The following commentary comes from an independent investor or market observer as part of TheStreet's guest contributor program, which is separate from the company's news coverage.

NEW YORK (TheStreet) -- With the 2012 U.S. presidential race in full swing, rhetoric is also heating up. Rhetoric aside (which is always heated in elections -- nothing unusual about that), election years are typically good for stocks. U.S. stocks have historically done well in election years, averaging 10.9% since 1928. Even better, this year we either re-elect a Democrat or elect a Republican, making it a sweet spot for stocks. Since 1928, the S&P 500 has risen 14.5% in election years when a Democrat is re-elected and 18.8% when a Republican takes the reins.

Can President Barack Obama win re-election? His approval ratings are low, but a Democratic incumbent has some advantages.

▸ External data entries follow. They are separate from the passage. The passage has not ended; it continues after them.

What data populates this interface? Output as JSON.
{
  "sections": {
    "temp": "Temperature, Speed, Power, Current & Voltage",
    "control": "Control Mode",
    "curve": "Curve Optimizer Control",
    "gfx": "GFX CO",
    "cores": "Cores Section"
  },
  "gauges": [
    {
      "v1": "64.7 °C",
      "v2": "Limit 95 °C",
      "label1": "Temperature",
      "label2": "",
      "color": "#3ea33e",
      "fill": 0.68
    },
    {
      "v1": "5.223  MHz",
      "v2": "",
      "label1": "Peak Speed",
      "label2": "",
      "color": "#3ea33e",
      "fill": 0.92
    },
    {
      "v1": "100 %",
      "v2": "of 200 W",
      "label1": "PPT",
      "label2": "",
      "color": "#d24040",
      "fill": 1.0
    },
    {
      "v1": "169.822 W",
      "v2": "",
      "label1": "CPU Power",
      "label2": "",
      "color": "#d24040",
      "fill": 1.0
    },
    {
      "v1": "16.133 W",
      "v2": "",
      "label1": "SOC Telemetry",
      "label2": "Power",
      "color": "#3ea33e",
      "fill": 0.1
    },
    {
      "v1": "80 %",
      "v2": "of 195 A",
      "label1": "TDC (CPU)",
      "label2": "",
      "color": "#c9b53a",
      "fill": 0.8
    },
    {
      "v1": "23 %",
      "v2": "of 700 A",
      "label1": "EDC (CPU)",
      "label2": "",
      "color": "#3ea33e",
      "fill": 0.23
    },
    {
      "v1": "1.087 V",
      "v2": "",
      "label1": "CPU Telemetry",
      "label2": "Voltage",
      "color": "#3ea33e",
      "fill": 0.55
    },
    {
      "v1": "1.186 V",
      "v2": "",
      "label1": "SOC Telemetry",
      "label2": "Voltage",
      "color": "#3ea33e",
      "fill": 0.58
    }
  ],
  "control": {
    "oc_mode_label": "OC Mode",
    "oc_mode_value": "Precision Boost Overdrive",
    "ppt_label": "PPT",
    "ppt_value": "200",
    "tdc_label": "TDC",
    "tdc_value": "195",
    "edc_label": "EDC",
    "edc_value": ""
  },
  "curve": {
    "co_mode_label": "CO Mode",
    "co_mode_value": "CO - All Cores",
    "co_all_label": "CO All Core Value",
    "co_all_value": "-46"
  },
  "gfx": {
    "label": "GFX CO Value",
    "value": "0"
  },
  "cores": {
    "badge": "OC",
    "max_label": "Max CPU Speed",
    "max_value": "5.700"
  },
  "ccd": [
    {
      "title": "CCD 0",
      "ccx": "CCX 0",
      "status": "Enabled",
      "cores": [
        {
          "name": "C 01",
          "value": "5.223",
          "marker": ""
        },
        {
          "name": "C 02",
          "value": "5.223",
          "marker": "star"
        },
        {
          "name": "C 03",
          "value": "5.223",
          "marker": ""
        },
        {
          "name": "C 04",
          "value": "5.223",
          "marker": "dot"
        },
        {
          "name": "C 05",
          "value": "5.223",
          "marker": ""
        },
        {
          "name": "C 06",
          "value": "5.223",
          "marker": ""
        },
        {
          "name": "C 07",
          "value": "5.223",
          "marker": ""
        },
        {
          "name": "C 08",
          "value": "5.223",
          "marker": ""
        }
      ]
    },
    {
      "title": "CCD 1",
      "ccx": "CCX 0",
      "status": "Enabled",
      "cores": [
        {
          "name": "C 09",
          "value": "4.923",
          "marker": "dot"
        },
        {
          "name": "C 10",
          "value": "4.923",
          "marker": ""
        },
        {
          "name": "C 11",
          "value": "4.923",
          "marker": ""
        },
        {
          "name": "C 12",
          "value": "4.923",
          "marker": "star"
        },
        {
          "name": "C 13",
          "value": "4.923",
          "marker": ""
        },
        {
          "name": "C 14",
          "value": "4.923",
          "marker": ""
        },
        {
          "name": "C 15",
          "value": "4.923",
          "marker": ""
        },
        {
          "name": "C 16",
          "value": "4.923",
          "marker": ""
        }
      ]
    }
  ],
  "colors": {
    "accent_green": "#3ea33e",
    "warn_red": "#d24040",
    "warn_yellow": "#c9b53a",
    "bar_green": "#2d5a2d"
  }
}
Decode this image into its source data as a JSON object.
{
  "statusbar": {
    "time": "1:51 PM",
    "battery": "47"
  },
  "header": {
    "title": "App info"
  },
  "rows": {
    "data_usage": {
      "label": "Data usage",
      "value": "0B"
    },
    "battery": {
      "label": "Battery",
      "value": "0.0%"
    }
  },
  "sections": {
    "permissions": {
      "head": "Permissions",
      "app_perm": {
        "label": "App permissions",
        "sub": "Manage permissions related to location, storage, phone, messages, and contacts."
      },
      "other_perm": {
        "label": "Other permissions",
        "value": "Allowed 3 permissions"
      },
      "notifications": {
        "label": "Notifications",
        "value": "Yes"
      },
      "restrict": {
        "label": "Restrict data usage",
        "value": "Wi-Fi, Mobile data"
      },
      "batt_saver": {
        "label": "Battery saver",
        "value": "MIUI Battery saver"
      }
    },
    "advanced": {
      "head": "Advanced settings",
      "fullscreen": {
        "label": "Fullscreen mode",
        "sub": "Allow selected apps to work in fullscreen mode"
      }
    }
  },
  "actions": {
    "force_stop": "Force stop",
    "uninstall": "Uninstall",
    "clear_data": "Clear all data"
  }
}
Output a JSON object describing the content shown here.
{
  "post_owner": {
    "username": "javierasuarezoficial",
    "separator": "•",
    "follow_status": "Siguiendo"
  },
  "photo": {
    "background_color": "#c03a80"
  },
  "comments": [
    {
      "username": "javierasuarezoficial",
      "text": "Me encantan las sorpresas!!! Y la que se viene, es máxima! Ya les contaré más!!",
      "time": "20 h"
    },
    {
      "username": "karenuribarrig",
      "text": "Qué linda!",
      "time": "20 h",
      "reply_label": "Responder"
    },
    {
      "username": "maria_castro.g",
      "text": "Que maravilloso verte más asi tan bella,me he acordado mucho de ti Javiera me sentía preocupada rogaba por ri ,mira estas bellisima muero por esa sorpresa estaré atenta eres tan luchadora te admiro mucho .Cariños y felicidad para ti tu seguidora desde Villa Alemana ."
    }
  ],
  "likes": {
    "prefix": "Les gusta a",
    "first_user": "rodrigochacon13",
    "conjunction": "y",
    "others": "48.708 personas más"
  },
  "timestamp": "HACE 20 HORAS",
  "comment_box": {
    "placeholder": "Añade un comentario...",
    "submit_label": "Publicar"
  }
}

Who is the likely winner? Many view incumbent Barack Obama's chances as falling, since his approval rating is at 47%. Observers often remind us that no president has been re-elected with such a low approval rating. Yet the election is more than five months away, and ratings this early haven't proven predictive. Bill Clinton and Ronald Reagan handily won second terms despite hitting much lower approval ratings during their first terms -- 35% for Reagan and 37% for Clinton. Plus, popularity isn't a requirement for victory. Several presidents have won with less than 50% of the popular vote -- Kennedy, Truman, Nixon and Clinton did it, and George W. Bush won the election in 2000 but lost the popular vote.